Individual stocks, index funds and exchange-traded funds (ETFs) are popular investments for young investors, but diversification (putting your eggs in different baskets) can still be tricky. Individual stocks give a young investor the most control over their diversification, but it also requires the most effort, combing through the 3,000+ U.S. listed stocks and uncovering those with the best upside potential. ETFs and mutual funds often appear to be diversified, but might not actually be sufficiently diversified. For example, the SPDR S&P 500 ETF (SPY) has about 500 members, but they are not evenly spread out. The top 10 holdings make up about a third of the index, and a third of the index by weight is the Information Technology sector. That’s not necessarily bad, but it does require some additional awareness.

4. Consider Real Estate Investment Trusts (REITs)

If you’re interested in real estate and/or cash flow but aren’t ready to buy a physical property, Real Estate Investment Trusts (REITs) allow one to invest in real estate markets without a large upfront investment. REITs often pay dividends, which can be reinvested or serve as passive income, and they provide exposure to real estate sectors like commercial properties, offices, health care facilities and data centers.

5. Leverage Dollar-Cost Averaging

Dollar-cost averaging (DCA) involves consistently investing a fixed amount, regardless of its performance. This approach reduces the risk of making a large investment during a market peak and can lead to higher returns in volatile markets. DCA is particularly suitable for young investors who are contributing regularly to their 401(k), IRAs, or brokerage accounts. Many 401(k) plans have the technology to dollar-cost average embedded in their software and make it easy for professionals to “set it and forget it.”

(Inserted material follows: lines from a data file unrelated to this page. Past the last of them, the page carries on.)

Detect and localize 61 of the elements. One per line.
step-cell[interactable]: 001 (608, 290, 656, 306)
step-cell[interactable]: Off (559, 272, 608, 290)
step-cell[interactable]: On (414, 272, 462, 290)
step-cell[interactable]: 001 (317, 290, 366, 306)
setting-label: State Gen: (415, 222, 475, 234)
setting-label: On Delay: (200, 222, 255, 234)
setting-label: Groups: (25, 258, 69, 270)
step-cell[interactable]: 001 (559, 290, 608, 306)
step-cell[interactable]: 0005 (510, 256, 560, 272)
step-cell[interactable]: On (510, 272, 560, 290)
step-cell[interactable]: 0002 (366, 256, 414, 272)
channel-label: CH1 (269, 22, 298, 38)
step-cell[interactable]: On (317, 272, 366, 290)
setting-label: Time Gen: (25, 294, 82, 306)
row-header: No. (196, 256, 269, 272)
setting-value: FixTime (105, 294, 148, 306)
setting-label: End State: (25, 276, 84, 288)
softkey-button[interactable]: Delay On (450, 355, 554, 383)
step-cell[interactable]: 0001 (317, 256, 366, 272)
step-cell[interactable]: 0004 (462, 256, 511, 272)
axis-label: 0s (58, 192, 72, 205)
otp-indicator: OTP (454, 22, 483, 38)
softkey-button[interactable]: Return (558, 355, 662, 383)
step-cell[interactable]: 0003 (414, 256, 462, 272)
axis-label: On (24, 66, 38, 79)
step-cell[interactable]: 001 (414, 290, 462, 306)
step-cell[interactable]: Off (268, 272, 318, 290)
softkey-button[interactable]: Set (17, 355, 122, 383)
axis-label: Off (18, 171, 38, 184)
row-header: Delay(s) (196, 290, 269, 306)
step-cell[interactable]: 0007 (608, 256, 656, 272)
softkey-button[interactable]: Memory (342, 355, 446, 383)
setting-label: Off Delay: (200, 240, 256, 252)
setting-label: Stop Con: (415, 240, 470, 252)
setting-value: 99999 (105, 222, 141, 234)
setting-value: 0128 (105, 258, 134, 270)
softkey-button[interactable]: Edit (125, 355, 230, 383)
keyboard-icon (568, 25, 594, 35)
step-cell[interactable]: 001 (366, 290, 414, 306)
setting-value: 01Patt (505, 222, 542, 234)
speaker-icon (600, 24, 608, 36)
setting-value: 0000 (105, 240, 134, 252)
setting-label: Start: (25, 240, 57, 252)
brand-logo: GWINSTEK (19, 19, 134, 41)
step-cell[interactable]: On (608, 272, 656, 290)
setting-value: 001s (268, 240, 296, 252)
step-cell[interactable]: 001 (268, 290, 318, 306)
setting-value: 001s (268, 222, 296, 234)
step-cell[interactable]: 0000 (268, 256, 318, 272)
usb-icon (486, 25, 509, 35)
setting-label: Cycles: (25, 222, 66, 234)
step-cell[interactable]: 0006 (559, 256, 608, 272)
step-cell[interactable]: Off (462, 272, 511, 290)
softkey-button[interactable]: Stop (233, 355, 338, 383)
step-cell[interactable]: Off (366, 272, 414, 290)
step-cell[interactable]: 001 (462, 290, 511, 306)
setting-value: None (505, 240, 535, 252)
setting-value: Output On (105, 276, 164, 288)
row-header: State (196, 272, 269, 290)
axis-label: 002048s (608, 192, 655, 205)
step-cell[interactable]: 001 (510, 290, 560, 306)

6. Allocate Funds to Value Stocks

Value stocks are shares in companies that can be purchased at a discount relative to their expected future value. Although volatility is part of any investment equation, value stocks are a good fit for young professionals with a long investment horizon, as these stocks have high potential for appreciation and have historically had solid performance.

7. Utilize Health Savings Accounts (HSAs)

An HSA is a triple-tax-advantaged account, meaning contributions are tax-deductible, growth is tax-free and withdrawals for qualified healthcare expenses are also tax-free. HSAs are a valuable tool for young professionals with high-deductible health plans, providing a way to save for medical expenses while investing part of the balance for future growth. For 2025, contribution limits for those with self-only coverage is $4,300 and is $8,550 for those with family coverage.

8. Focus on Continuous Learning

Financial literacy is one of the best investments you can make in your 20s and 30s. In addition to news outlets like Bloomberg and The Wall Street Journal to keep investors up to date with the latest information, we also recommend perusing our list of top investing-related books.


Wrapping Up the Best Investment Strategies for Young Professionals

Young professionals have a unique advantage when it comes to investing: time. By starting early, staying consistent, and diversifying wisely, one can capitalize on compounding returns to build long-term wealth. Tailor your own investment strategy to align with your personal financial goals and consider consulting a financial advisor for a personalized plan.